○プロローグ
この物語は、一人の吸血鬼の女性と、そのお世継ぎ候補の少年の物語でございます。
吸血鬼の名前はセレス=グラティエール様。吸血鬼一族の中でも特に強いお力をお持ちのお方です。
そして少年の名前は、竹内 透(たけうち とおる)様。若干14歳の、中学生男子でございます。
セレス様はとてもお美しいお方です。宵闇の中にあって尚映える黄金の髪と、名のある芸術家でさえ再現しきれない程完璧なプロポーションを持った、絶世の美女にございます。
一方竹内様も、男性ながらにお美しいお方です。憂いを纏ったような中性的な顔立ちと、日本人らしい艶のある黒髪、小柄ながらにしなやかな肢体……まさしく美少年という言葉が相応しいお方でございます。

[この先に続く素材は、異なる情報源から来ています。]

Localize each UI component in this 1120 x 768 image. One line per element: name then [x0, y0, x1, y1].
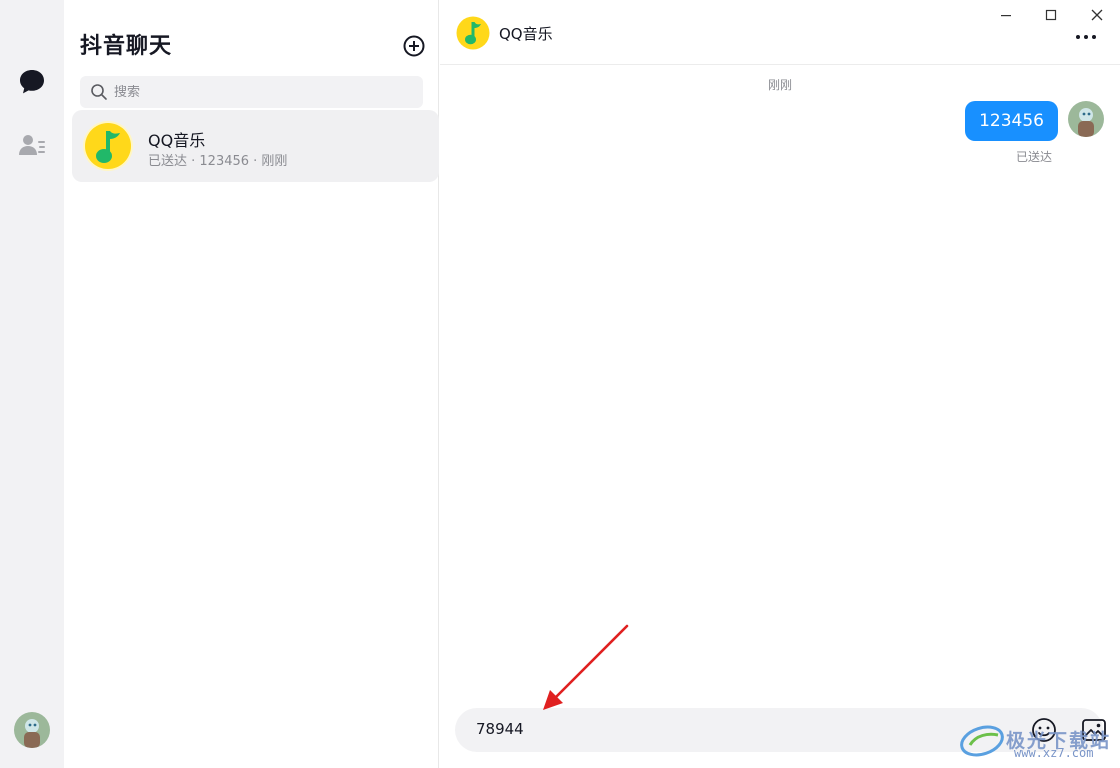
user-avatar[interactable]	[14, 712, 50, 748]
app-rail	[0, 0, 64, 768]
message-bubble-sent[interactable]: 123456	[965, 101, 1058, 141]
search-input[interactable]	[114, 84, 414, 100]
conversation-item[interactable]: QQ音乐 已送达 · 123456 · 刚刚	[72, 110, 439, 182]
watermark-logo	[960, 725, 1004, 757]
maximize-icon	[1045, 9, 1057, 21]
more-horizontal-icon	[1076, 35, 1096, 39]
conversation-name: QQ音乐	[148, 131, 206, 150]
search-box[interactable]	[80, 76, 423, 108]
conversation-list-pane: 抖音聊天 QQ音乐 已送达 · 123456 · 刚刚	[64, 0, 439, 768]
conversation-preview: 已送达 · 123456 · 刚刚	[148, 154, 288, 169]
chat-pane: QQ音乐 刚刚 123456 已送达	[440, 0, 1120, 768]
nav-contacts[interactable]	[16, 130, 48, 162]
close-button[interactable]	[1082, 2, 1112, 28]
time-separator: 刚刚	[767, 78, 792, 92]
message-status: 已送达	[1015, 150, 1052, 164]
message-input[interactable]	[476, 720, 956, 738]
plus-circle-icon	[403, 35, 425, 57]
avatar-image	[14, 712, 50, 748]
watermark: 极光下载站 www.xz7.com	[958, 712, 1118, 766]
watermark-url: www.xz7.com	[1014, 746, 1094, 760]
new-chat-button[interactable]	[402, 34, 426, 58]
list-title: 抖音聊天	[80, 34, 173, 59]
my-avatar[interactable]	[1068, 101, 1104, 137]
nav-chat[interactable]	[16, 66, 48, 98]
chat-bubble-icon	[20, 70, 44, 94]
minimize-button[interactable]	[991, 2, 1021, 28]
chat-contact-name: QQ音乐	[499, 25, 553, 43]
avatar-image	[1068, 101, 1104, 137]
qq-music-avatar[interactable]	[456, 16, 490, 50]
maximize-button[interactable]	[1036, 2, 1066, 28]
close-icon	[1091, 9, 1103, 21]
search-icon	[91, 84, 107, 100]
more-button[interactable]	[1074, 26, 1098, 46]
minimize-icon	[1001, 15, 1011, 17]
qq-music-avatar	[83, 121, 133, 171]
contacts-icon	[19, 135, 45, 155]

ええ、しかしながらこのお二人、性格に少々灘がございまして。
セレス様は、傲慢でわがままで無知で無謀で粗野で乱暴で……そのくせ妙に庶民的で、そして何より、ショタコンでございます。
竹内様の方は、基本的には常識人なのでございますが、時折発せられる無慈悲な言動が、セレス様を悦ばせ……いえ、苦しめてしまうのでございます。
さて、そんなお二人がどのような物語を紡いでいくのか……早速御覧頂くとしましょう。
ああ、申し遅れました。ワタクシはセレス様の忠実なるしもべ、人型スライム娘のフラムと申します。以後、お見知り置きを。